Everybody knows that children of divorces are different than those who never had to go through the ordeal. Let’s find out how different they are based on what they had to say themselves.
- To be committed or not to be committed
Commitment becomes a big issue in later life, especially when children of divorces have their own relationships. For the most part they want commitment, but are often afraid to make it. They’ll have a jaded view of marriage and whilst they may want to believe in it, they may not really be able to. After all, if you don’t get married you can’t get divorced.
- They may like their stuff a little too much
After shuttling between two homes for much of their childhood and packing their bags too many times, they may be a little too attached to their stuff. Mostly because it represents home and stability. But everyone is different and those kids who’ve been bribed with presents by at least one parents, may not care about stuff at all.
- It won’t be easy to tear down their walls
Children of divorces may well have had an emotional rollercoaster instead of a childhood. Witnessing extreme emotions in their parents and having to deal with their own emotions and reactions means that they’ll often be guarded adults. They don’t give their hearts away easily.

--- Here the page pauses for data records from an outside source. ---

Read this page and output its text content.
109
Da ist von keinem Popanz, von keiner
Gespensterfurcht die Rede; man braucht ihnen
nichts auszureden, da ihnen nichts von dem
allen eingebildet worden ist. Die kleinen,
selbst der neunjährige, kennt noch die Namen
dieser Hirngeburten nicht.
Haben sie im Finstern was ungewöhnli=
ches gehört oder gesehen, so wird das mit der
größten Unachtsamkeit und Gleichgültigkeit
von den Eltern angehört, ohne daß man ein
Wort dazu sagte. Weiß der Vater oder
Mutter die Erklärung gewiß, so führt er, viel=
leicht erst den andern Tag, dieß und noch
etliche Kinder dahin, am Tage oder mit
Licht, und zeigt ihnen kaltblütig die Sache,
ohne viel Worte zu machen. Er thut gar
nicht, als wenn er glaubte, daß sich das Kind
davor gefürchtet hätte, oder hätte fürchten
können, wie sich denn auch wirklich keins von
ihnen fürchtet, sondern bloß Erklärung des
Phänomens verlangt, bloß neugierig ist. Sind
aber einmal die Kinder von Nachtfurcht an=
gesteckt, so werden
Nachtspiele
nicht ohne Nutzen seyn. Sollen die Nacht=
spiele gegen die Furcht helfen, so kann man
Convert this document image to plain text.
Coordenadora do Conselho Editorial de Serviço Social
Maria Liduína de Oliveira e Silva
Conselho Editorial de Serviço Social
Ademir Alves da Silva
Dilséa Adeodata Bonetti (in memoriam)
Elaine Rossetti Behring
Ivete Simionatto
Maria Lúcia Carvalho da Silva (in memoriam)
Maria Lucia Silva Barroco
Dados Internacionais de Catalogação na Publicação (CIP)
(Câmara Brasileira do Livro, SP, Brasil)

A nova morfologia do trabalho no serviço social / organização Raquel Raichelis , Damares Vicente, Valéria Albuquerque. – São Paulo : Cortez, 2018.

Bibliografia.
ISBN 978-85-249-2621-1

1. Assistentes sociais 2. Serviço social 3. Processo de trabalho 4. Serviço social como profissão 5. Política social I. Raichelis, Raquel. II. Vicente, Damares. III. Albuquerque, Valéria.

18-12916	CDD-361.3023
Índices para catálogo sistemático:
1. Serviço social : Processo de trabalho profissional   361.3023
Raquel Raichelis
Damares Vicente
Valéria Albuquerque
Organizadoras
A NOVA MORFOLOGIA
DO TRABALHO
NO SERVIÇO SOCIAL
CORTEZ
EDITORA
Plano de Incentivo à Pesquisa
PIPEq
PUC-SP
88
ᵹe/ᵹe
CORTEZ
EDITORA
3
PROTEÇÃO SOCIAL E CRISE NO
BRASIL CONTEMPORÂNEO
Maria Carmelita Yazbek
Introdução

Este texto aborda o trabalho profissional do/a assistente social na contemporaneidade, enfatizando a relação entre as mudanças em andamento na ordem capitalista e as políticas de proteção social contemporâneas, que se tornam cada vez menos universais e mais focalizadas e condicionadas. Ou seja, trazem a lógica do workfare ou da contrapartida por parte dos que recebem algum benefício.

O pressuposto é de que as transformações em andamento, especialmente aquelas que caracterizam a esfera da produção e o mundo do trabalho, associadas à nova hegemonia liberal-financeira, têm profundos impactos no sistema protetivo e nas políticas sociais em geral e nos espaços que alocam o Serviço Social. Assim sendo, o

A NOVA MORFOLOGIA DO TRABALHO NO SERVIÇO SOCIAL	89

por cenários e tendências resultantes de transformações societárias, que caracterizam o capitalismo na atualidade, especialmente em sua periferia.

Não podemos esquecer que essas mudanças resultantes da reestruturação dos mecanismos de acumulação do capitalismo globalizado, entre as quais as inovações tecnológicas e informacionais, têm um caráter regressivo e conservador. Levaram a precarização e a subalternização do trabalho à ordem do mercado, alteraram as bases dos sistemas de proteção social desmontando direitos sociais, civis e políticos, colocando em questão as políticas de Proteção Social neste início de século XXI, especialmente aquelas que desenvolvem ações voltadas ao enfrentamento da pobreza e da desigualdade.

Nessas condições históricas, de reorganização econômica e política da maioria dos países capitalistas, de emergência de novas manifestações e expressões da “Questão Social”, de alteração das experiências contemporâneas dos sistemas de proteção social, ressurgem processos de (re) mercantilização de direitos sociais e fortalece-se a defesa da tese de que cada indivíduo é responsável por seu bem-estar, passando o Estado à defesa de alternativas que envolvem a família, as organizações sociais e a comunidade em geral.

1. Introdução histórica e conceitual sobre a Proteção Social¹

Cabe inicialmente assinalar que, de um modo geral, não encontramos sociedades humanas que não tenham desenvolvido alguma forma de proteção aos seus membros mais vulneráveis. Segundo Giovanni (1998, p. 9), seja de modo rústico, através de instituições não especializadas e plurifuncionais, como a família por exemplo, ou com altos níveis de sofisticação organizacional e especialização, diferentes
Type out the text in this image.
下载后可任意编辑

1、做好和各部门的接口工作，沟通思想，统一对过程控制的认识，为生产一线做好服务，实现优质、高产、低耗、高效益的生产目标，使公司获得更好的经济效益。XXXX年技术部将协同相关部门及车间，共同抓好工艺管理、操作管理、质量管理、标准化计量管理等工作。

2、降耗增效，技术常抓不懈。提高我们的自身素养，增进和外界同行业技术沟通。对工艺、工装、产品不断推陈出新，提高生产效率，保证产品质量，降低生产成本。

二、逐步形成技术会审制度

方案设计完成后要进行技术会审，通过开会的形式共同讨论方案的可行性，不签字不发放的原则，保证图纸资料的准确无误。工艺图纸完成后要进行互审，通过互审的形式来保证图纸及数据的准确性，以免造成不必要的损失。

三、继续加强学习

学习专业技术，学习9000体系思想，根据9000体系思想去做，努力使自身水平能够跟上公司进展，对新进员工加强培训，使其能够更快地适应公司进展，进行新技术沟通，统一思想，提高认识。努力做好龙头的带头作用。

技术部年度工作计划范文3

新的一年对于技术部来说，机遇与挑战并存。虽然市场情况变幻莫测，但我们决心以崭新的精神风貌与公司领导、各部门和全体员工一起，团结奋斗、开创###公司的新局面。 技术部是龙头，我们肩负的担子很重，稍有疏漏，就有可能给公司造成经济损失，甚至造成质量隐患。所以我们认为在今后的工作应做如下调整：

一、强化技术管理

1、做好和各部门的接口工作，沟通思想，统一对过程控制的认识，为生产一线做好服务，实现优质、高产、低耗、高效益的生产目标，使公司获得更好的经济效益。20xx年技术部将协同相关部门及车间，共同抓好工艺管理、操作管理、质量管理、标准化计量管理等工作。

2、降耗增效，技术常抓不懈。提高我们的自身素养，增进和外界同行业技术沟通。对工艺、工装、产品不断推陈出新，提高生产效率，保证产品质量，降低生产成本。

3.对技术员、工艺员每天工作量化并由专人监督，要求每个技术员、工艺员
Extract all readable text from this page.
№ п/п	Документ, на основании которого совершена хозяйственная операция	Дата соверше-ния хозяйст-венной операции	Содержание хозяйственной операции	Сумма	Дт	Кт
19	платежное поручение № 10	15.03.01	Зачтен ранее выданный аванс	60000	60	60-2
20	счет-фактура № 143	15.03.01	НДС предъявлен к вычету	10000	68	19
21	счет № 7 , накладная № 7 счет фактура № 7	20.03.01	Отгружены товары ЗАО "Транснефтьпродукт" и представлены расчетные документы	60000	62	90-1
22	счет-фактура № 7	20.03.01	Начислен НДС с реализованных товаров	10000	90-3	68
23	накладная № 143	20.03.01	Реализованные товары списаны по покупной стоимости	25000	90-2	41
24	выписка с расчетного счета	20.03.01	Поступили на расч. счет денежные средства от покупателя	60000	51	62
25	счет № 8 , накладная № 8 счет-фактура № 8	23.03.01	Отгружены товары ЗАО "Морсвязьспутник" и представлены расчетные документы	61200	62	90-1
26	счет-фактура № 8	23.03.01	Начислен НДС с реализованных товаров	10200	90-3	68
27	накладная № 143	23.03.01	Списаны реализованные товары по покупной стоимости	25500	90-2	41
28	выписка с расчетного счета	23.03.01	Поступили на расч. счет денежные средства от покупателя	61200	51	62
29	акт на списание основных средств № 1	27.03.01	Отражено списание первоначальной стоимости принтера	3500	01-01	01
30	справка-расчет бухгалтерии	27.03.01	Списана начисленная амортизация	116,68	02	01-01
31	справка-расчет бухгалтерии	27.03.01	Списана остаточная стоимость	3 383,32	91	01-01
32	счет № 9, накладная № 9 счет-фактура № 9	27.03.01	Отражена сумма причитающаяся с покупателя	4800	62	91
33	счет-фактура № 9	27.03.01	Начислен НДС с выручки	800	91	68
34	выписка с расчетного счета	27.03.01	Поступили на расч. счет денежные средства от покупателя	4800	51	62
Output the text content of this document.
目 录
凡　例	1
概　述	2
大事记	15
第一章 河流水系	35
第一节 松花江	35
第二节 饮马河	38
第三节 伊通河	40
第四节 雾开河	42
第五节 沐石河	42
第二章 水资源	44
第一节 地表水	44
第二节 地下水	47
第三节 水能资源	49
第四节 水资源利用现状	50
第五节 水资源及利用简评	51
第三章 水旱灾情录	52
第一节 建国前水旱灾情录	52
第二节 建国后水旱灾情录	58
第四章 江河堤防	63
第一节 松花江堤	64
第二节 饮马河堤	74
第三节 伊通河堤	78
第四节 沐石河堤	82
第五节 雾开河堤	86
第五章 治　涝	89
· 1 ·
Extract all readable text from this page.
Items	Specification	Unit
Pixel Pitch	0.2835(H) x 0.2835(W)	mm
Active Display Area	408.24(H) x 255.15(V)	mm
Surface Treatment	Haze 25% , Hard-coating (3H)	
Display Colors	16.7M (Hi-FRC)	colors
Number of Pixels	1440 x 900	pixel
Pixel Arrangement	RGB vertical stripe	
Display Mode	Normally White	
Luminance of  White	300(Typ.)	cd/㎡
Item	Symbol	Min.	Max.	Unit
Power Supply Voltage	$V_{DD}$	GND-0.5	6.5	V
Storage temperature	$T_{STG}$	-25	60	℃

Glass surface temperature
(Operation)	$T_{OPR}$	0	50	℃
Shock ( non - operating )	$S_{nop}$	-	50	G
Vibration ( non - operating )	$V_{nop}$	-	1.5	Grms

- Cheating would be a deal-breaker
If cheating played a role in their parent’s divorce, it’s likely going to be a deal-breaker if a potential love interest has cheated in the past. Even among their friends or acquaintances it won’t be looked upon kindly.
The other extreme here is that children of cheaters become cheaters themselves, taking the cynical approach.
- Beware of the flaws
Human beings are ultimately flawed. Everyone is, but children of divorces may well spot them more than others and be more concerned about them. Anything that jumps out right away as something that could be a problem in a relationship, even just a friendship, will be more closely scrutinized.
- They’ll get an extra Christmas
In a manner of speaking. For however long their parents will have been divorced, the children will have had two Christmasses each year. Twice the festivities and twice the gifts. If each parent re-married, they may even have two whole new families to spend the holidays with. That also means that anyone in a relationship with a child from a divorce will have to make extra time for an additional family visit.
- Siblings are allies and best friends
If children of divorce have siblings, they’re likely to be very close to them. This is not a rule, but it’s been mentioned by children of divorce more than once. Who else knows what you’ve been through better than your brother and/or sister? They’ve been through the same and you had each other’s backs when nobody else did.
- They will likely have a favourite parent
If they have an equally good relationship to both their parents after the divorce and on the surface love both parents equally, you’ll have the best situation possible. But even then they’re likely to have a favourite parent, though you may never know which one. Of course, one relationship could be irretrievably broken. It all depends on the circumstances of the divorce.
In addition to that they are unlikely to tolerate one parent bad-mouthing the other.
- Communication is key
In relationships children of divorces may well be more communicative than you’re used to from previous relationships. If they’re serious about the relationship, and you’ll mostly find that they are, they want to keep it honest and open and a big part of that is communication. They’ve witnessed firsthand what the lack of communication or constant screaming matches can do to a relationship.
- Fear of abandonment
This is especially the case when one parent left for good. But even if both parents are still in their lives, some children of divorces will carry that fear of being left behind around far into adulthood. Their need to be loved and accepted for who they are may also be greater for that same reason.
Let us stress that children of divorces are not to be regarded as damaged goods. They just had a more difficult childhood and everyone reacts differently to emotional stress. Ultimately they want what all of us want: happiness, being loved and to love in return. They may just approach relationships a little differently.